La Procura di Milano ha fermato Zakaria Ben Haddi, 21 anni, nato a Vimercate, con l’accusa di associazione con finalità di terrorismo. Secondo il pm Alessandro Gobbis, il giovane si sarebbe associato allo Stato Islamico e attraverso i propri profili social avrebbe diffuso costantemente video di propaganda jihadista riconducibili all’organizzazione e al primo Califfo Abu Bakr Al-Baghdadi, raggiungendo “una platea potenzialmente infinita di utenti con reale pericolo di diffusione virale”. Tra i contenuti pubblicati, apologie di attentati contro i cristiani e l’Occidente, incitamento al martirio e un esplicito riferimento all’episodio di Modena del 15 maggio 2026, quando un uomo aveva investito sette persone con un’auto.
Il biglietto per il Marocco e la spirale di radicalizzazione
A rendere il quadro più preoccupante, al momento della perquisizione Ben Haddi era in possesso di un biglietto aereo per il Marocco con partenza fissata al 9 giugno. Gli investigatori della Digos hanno ricostruito una progressiva accelerazione della sua radicalizzazione ideologico-religiosa, culminata nella pubblicazione di post che facevano “ritenere concreta l’intenzione a una reale attivazione violenta“, nella consapevolezza di essere in procinto di lasciare l’Italia.
“Post solo divulgativi”: la difesa davanti al gip
Interrogato dal gip Rossana Mongiardo, chiamata a decidere entro domani sulla convalida del fermo, il 21enne assistito dall’avvocato Paola Morelli ha respinto le accuse sostenendo che i contenuti condivisi avessero esclusivamente scopo divulgativo e che non avesse alcuna intenzione di compiere attentati. Sul riferimento a Modena ha dichiarato di sapere che non si è trattato di un atto terroristico, pur avendo pubblicato il video dell’auto che travolge i passanti. Il biglietto per il Marocco, ha spiegato, era per sostenere un esame.

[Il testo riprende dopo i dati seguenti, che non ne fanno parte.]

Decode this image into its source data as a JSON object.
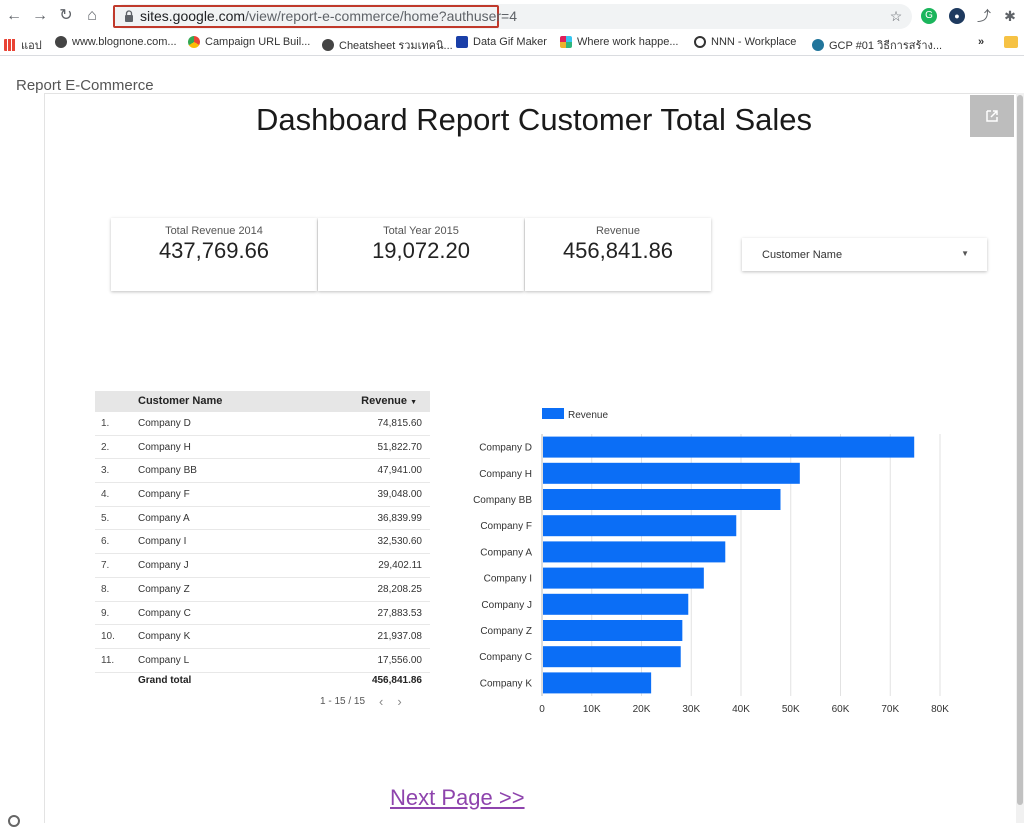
{
  "browser": {
    "url_host": "sites.google.com",
    "url_path": "/view/report-e-commerce/home?authuser=4",
    "bookmarks": [
      {
        "label": "แอป",
        "icon": "apps-grid-icon"
      },
      {
        "label": "www.blognone.com...",
        "icon": "globe-icon"
      },
      {
        "label": "Campaign URL Buil...",
        "icon": "campaign-icon"
      },
      {
        "label": "Cheatsheet รวมเทคนิ...",
        "icon": "globe-icon"
      },
      {
        "label": "Data Gif Maker",
        "icon": "video-icon"
      },
      {
        "label": "Where work happe...",
        "icon": "slack-icon"
      },
      {
        "label": "NNN - Workplace",
        "icon": "workplace-icon"
      },
      {
        "label": "GCP #01 วิธีการสร้าง...",
        "icon": "wordpress-icon"
      }
    ],
    "more_label": "»"
  },
  "site": {
    "title": "Report E-Commerce"
  },
  "dashboard": {
    "title": "Dashboard Report Customer Total Sales",
    "kpis": [
      {
        "label": "Total Revenue 2014",
        "value": "437,769.66"
      },
      {
        "label": "Total Year 2015",
        "value": "19,072.20"
      },
      {
        "label": "Revenue",
        "value": "456,841.86"
      }
    ],
    "filter": {
      "label": "Customer Name"
    }
  },
  "table": {
    "col_name": "Customer Name",
    "col_revenue": "Revenue",
    "rows": [
      {
        "idx": "1.",
        "name": "Company D",
        "revenue": "74,815.60"
      },
      {
        "idx": "2.",
        "name": "Company H",
        "revenue": "51,822.70"
      },
      {
        "idx": "3.",
        "name": "Company BB",
        "revenue": "47,941.00"
      },
      {
        "idx": "4.",
        "name": "Company F",
        "revenue": "39,048.00"
      },
      {
        "idx": "5.",
        "name": "Company A",
        "revenue": "36,839.99"
      },
      {
        "idx": "6.",
        "name": "Company I",
        "revenue": "32,530.60"
      },
      {
        "idx": "7.",
        "name": "Company J",
        "revenue": "29,402.11"
      },
      {
        "idx": "8.",
        "name": "Company Z",
        "revenue": "28,208.25"
      },
      {
        "idx": "9.",
        "name": "Company C",
        "revenue": "27,883.53"
      },
      {
        "idx": "10.",
        "name": "Company K",
        "revenue": "21,937.08"
      },
      {
        "idx": "11.",
        "name": "Company L",
        "revenue": "17,556.00"
      }
    ],
    "total_label": "Grand total",
    "total_value": "456,841.86",
    "pager": "1 - 15 / 15"
  },
  "chart_data": {
    "type": "bar",
    "orientation": "horizontal",
    "categories": [
      "Company D",
      "Company H",
      "Company BB",
      "Company F",
      "Company A",
      "Company I",
      "Company J",
      "Company Z",
      "Company C",
      "Company K"
    ],
    "series": [
      {
        "name": "Revenue",
        "values": [
          74815.6,
          51822.7,
          47941.0,
          39048.0,
          36839.99,
          32530.6,
          29402.11,
          28208.25,
          27883.53,
          21937.08
        ]
      }
    ],
    "xlim": [
      0,
      80000
    ],
    "xticks": [
      "0",
      "10K",
      "20K",
      "30K",
      "40K",
      "50K",
      "60K",
      "70K",
      "80K"
    ],
    "grid": true,
    "legend": "top-left",
    "color": "#0b6ef6"
  },
  "next_link": "Next Page >>"
}
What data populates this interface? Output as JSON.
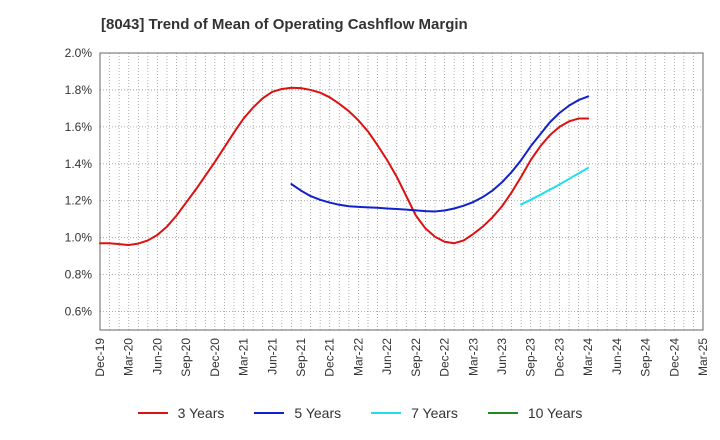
{
  "chart_data": {
    "type": "line",
    "title": "[8043]  Trend of Mean of Operating Cashflow Margin",
    "xlabel": "",
    "ylabel": "",
    "ylim": [
      0.5,
      2.0
    ],
    "yticks": [
      {
        "value": 0.6,
        "label": "0.6%"
      },
      {
        "value": 0.8,
        "label": "0.8%"
      },
      {
        "value": 1.0,
        "label": "1.0%"
      },
      {
        "value": 1.2,
        "label": "1.2%"
      },
      {
        "value": 1.4,
        "label": "1.4%"
      },
      {
        "value": 1.6,
        "label": "1.6%"
      },
      {
        "value": 1.8,
        "label": "1.8%"
      },
      {
        "value": 2.0,
        "label": "2.0%"
      }
    ],
    "x_range": [
      0,
      63
    ],
    "xticks": [
      {
        "index": 0,
        "label": "Dec-19"
      },
      {
        "index": 3,
        "label": "Mar-20"
      },
      {
        "index": 6,
        "label": "Jun-20"
      },
      {
        "index": 9,
        "label": "Sep-20"
      },
      {
        "index": 12,
        "label": "Dec-20"
      },
      {
        "index": 15,
        "label": "Mar-21"
      },
      {
        "index": 18,
        "label": "Jun-21"
      },
      {
        "index": 21,
        "label": "Sep-21"
      },
      {
        "index": 24,
        "label": "Dec-21"
      },
      {
        "index": 27,
        "label": "Mar-22"
      },
      {
        "index": 30,
        "label": "Jun-22"
      },
      {
        "index": 33,
        "label": "Sep-22"
      },
      {
        "index": 36,
        "label": "Dec-22"
      },
      {
        "index": 39,
        "label": "Mar-23"
      },
      {
        "index": 42,
        "label": "Jun-23"
      },
      {
        "index": 45,
        "label": "Sep-23"
      },
      {
        "index": 48,
        "label": "Dec-23"
      },
      {
        "index": 51,
        "label": "Mar-24"
      },
      {
        "index": 54,
        "label": "Jun-24"
      },
      {
        "index": 57,
        "label": "Sep-24"
      },
      {
        "index": 60,
        "label": "Dec-24"
      },
      {
        "index": 63,
        "label": "Mar-25"
      }
    ],
    "grid": true,
    "legend_position": "bottom",
    "series": [
      {
        "name": "3 Years",
        "color": "#dd1111",
        "start_index": 0,
        "values": [
          0.97,
          0.97,
          0.965,
          0.96,
          0.968,
          0.985,
          1.015,
          1.06,
          1.12,
          1.19,
          1.26,
          1.335,
          1.41,
          1.49,
          1.57,
          1.645,
          1.705,
          1.755,
          1.79,
          1.805,
          1.812,
          1.81,
          1.8,
          1.785,
          1.76,
          1.725,
          1.685,
          1.635,
          1.575,
          1.5,
          1.42,
          1.33,
          1.225,
          1.12,
          1.05,
          1.005,
          0.978,
          0.97,
          0.985,
          1.02,
          1.06,
          1.11,
          1.17,
          1.245,
          1.33,
          1.42,
          1.495,
          1.555,
          1.6,
          1.63,
          1.645,
          1.645
        ]
      },
      {
        "name": "5 Years",
        "color": "#1122cc",
        "start_index": 20,
        "values": [
          1.29,
          1.255,
          1.225,
          1.205,
          1.19,
          1.178,
          1.17,
          1.167,
          1.164,
          1.162,
          1.158,
          1.155,
          1.152,
          1.148,
          1.144,
          1.142,
          1.147,
          1.158,
          1.173,
          1.193,
          1.22,
          1.255,
          1.3,
          1.355,
          1.42,
          1.495,
          1.56,
          1.625,
          1.675,
          1.715,
          1.745,
          1.765
        ]
      },
      {
        "name": "7 Years",
        "color": "#22ddee",
        "start_index": 44,
        "values": [
          1.18,
          1.205,
          1.232,
          1.26,
          1.288,
          1.318,
          1.348,
          1.378
        ]
      },
      {
        "name": "10 Years",
        "color": "#228822",
        "start_index": 0,
        "values": []
      }
    ]
  }
}
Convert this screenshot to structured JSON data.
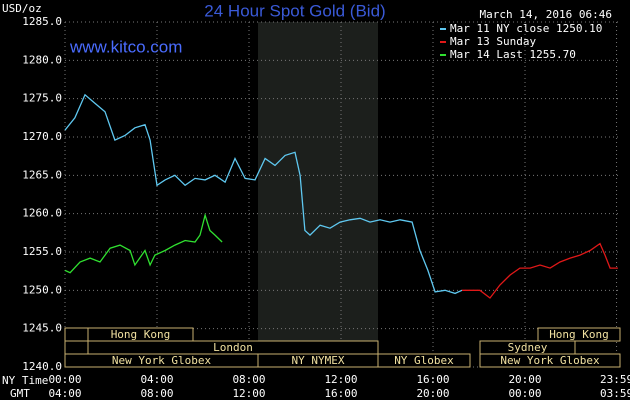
{
  "chart_data": {
    "type": "line",
    "title": "24 Hour Spot Gold (Bid)",
    "site": "www.kitco.com",
    "y_label": "USD/oz",
    "timestamp": "March 14, 2016 06:46",
    "x_label": "NY Time",
    "x2_label": "GMT",
    "xlim": [
      0,
      24.13
    ],
    "ylim": [
      1240,
      1285
    ],
    "grid": true,
    "yticks": [
      {
        "value": 1240,
        "label": "1240.0"
      },
      {
        "value": 1245,
        "label": "1245.0"
      },
      {
        "value": 1250,
        "label": "1250.0"
      },
      {
        "value": 1255,
        "label": "1255.0"
      },
      {
        "value": 1260,
        "label": "1260.0"
      },
      {
        "value": 1265,
        "label": "1265.0"
      },
      {
        "value": 1270,
        "label": "1270.0"
      },
      {
        "value": 1275,
        "label": "1275.0"
      },
      {
        "value": 1280,
        "label": "1280.0"
      },
      {
        "value": 1285,
        "label": "1285.0"
      }
    ],
    "xticks": [
      {
        "value": 0,
        "label": "00:00"
      },
      {
        "value": 4,
        "label": "04:00"
      },
      {
        "value": 8,
        "label": "08:00"
      },
      {
        "value": 12,
        "label": "12:00"
      },
      {
        "value": 16,
        "label": "16:00"
      },
      {
        "value": 20,
        "label": "20:00"
      },
      {
        "value": 23.98,
        "label": "23:59"
      }
    ],
    "x2tick_labels": [
      "04:00",
      "08:00",
      "12:00",
      "16:00",
      "20:00",
      "00:00",
      "03:59"
    ],
    "sessions": [
      "Hong Kong",
      "Hong Kong",
      "London",
      "Sydney",
      "New York Globex",
      "NY NYMEX",
      "NY Globex",
      "New York Globex"
    ],
    "series": [
      {
        "name": "Mar 11 NY close 1250.10",
        "color": "#5fc8f0",
        "x": [
          0,
          0.43,
          0.87,
          1.3,
          1.74,
          2.17,
          2.61,
          3.04,
          3.48,
          3.7,
          4.0,
          4.35,
          4.78,
          5.22,
          5.65,
          6.09,
          6.52,
          6.96,
          7.39,
          7.83,
          8.26,
          8.7,
          9.13,
          9.57,
          10.0,
          10.22,
          10.43,
          10.65,
          11.09,
          11.52,
          11.96,
          12.39,
          12.83,
          13.26,
          13.7,
          14.13,
          14.57,
          15.09,
          15.43,
          15.78,
          16.09,
          16.52,
          16.96,
          17.26
        ],
        "values": [
          1270.9,
          1272.5,
          1275.5,
          1274.4,
          1273.3,
          1269.6,
          1270.2,
          1271.2,
          1271.6,
          1269.6,
          1263.7,
          1264.4,
          1265.0,
          1263.7,
          1264.6,
          1264.4,
          1265.0,
          1264.1,
          1267.2,
          1264.6,
          1264.4,
          1267.2,
          1266.3,
          1267.6,
          1268.0,
          1265.0,
          1257.8,
          1257.2,
          1258.5,
          1258.1,
          1258.9,
          1259.2,
          1259.4,
          1258.9,
          1259.2,
          1258.9,
          1259.2,
          1258.9,
          1255.2,
          1252.6,
          1249.8,
          1250.0,
          1249.6,
          1250.0
        ]
      },
      {
        "name": "Mar 13 Sunday",
        "color": "#e01818",
        "x": [
          17.26,
          17.61,
          18.04,
          18.48,
          18.91,
          19.35,
          19.78,
          20.22,
          20.65,
          21.09,
          21.52,
          21.96,
          22.39,
          22.83,
          23.26,
          23.48,
          23.7,
          24.04
        ],
        "values": [
          1250.0,
          1250.0,
          1250.0,
          1249.0,
          1250.7,
          1252.0,
          1252.9,
          1252.9,
          1253.3,
          1252.9,
          1253.7,
          1254.2,
          1254.6,
          1255.2,
          1256.1,
          1254.6,
          1252.9,
          1252.9
        ]
      },
      {
        "name": "Mar 14 Last 1255.70",
        "color": "#30e030",
        "x": [
          0,
          0.22,
          0.65,
          1.09,
          1.52,
          1.96,
          2.39,
          2.83,
          3.04,
          3.48,
          3.7,
          3.91,
          4.35,
          4.78,
          5.22,
          5.65,
          5.87,
          6.09,
          6.3,
          6.52,
          6.83
        ],
        "values": [
          1252.6,
          1252.3,
          1253.7,
          1254.2,
          1253.7,
          1255.5,
          1255.9,
          1255.2,
          1253.3,
          1255.2,
          1253.3,
          1254.6,
          1255.2,
          1255.9,
          1256.5,
          1256.3,
          1257.2,
          1259.8,
          1257.8,
          1257.2,
          1256.3
        ]
      }
    ]
  }
}
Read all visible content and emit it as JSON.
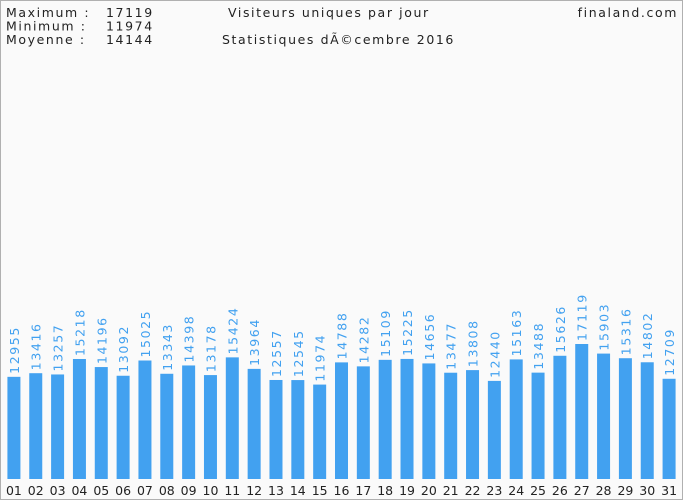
{
  "chart_data": {
    "type": "bar",
    "title": "Visiteurs uniques par jour",
    "subtitle": "Statistiques dÃ©cembre 2016",
    "site": "finaland.com",
    "stats": [
      {
        "label": "Maximum :",
        "value": 17119
      },
      {
        "label": "Minimum :",
        "value": 11974
      },
      {
        "label": "Moyenne :",
        "value": 14144
      }
    ],
    "color": "#42a1f0",
    "categories": [
      "01",
      "02",
      "03",
      "04",
      "05",
      "06",
      "07",
      "08",
      "09",
      "10",
      "11",
      "12",
      "13",
      "14",
      "15",
      "16",
      "17",
      "18",
      "19",
      "20",
      "21",
      "22",
      "23",
      "24",
      "25",
      "26",
      "27",
      "28",
      "29",
      "30",
      "31"
    ],
    "values": [
      12955,
      13416,
      13257,
      15218,
      14196,
      13092,
      15025,
      13343,
      14398,
      13178,
      15424,
      13964,
      12557,
      12545,
      11974,
      14788,
      14282,
      15109,
      15225,
      14656,
      13477,
      13808,
      12440,
      15163,
      13488,
      15626,
      17119,
      15903,
      15316,
      14802,
      12709
    ]
  }
}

Il collegamento con l’inchiesta su “Chat Terza Posizione”
Il filone investigativo che ha portato al fermo di Ben Haddi trae origine da un’indagine più ampia della Digos, avviata nel marzo 2025 con l’individuazione del gruppo Telegram “Chat Terza Posizione”, richiamo alla formazione neofascista attiva tra il 1978 e il 1982. Nell’ambito di quella inchiesta erano finiti agli arresti domiciliari l’amministratore del gruppo e in carcere un minorenne per addestramento con finalità di terrorismo, oltre a numerose perquisizioni nei confronti di soggetti accusati di propaganda e istigazione a delinquere per motivi di discriminazione razziale e religiosa, con apologia della Shoah e del genocidio del popolo ebraico.
Le reazioni politiche: da Piantedosi a Salvini, fino a FdI
L’operazione ha suscitato immediate reazioni dalla politica. Il ministro dell’Interno Matteo Piantedosi ha elogiato “la capillare azione di presidio del territorio e il costante monitoraggio degli ambienti dell’estremismo”, ringraziando le forze dell’ordine e l’intelligence per l’intervento tempestivo. Il vicepremier Matteo Salvini ha commentato sui social: “Un altro giovane ‘italiano doc’ fermato per terrorismo islamico.” Il capogruppo di Fratelli d’Italia alla Camera Galeazzo Bignami ha definito il fermo “la conferma che l’impianto normativo e di sicurezza messo in piedi dal governo Meloni funziona”, mentre il deputato Riccardo De Corato ha annunciato un’interrogazione parlamentare ai ministri Nordio e Piantedosi per chiedere un’azione coordinata tra le Procure contro le reti eversive attive sui social.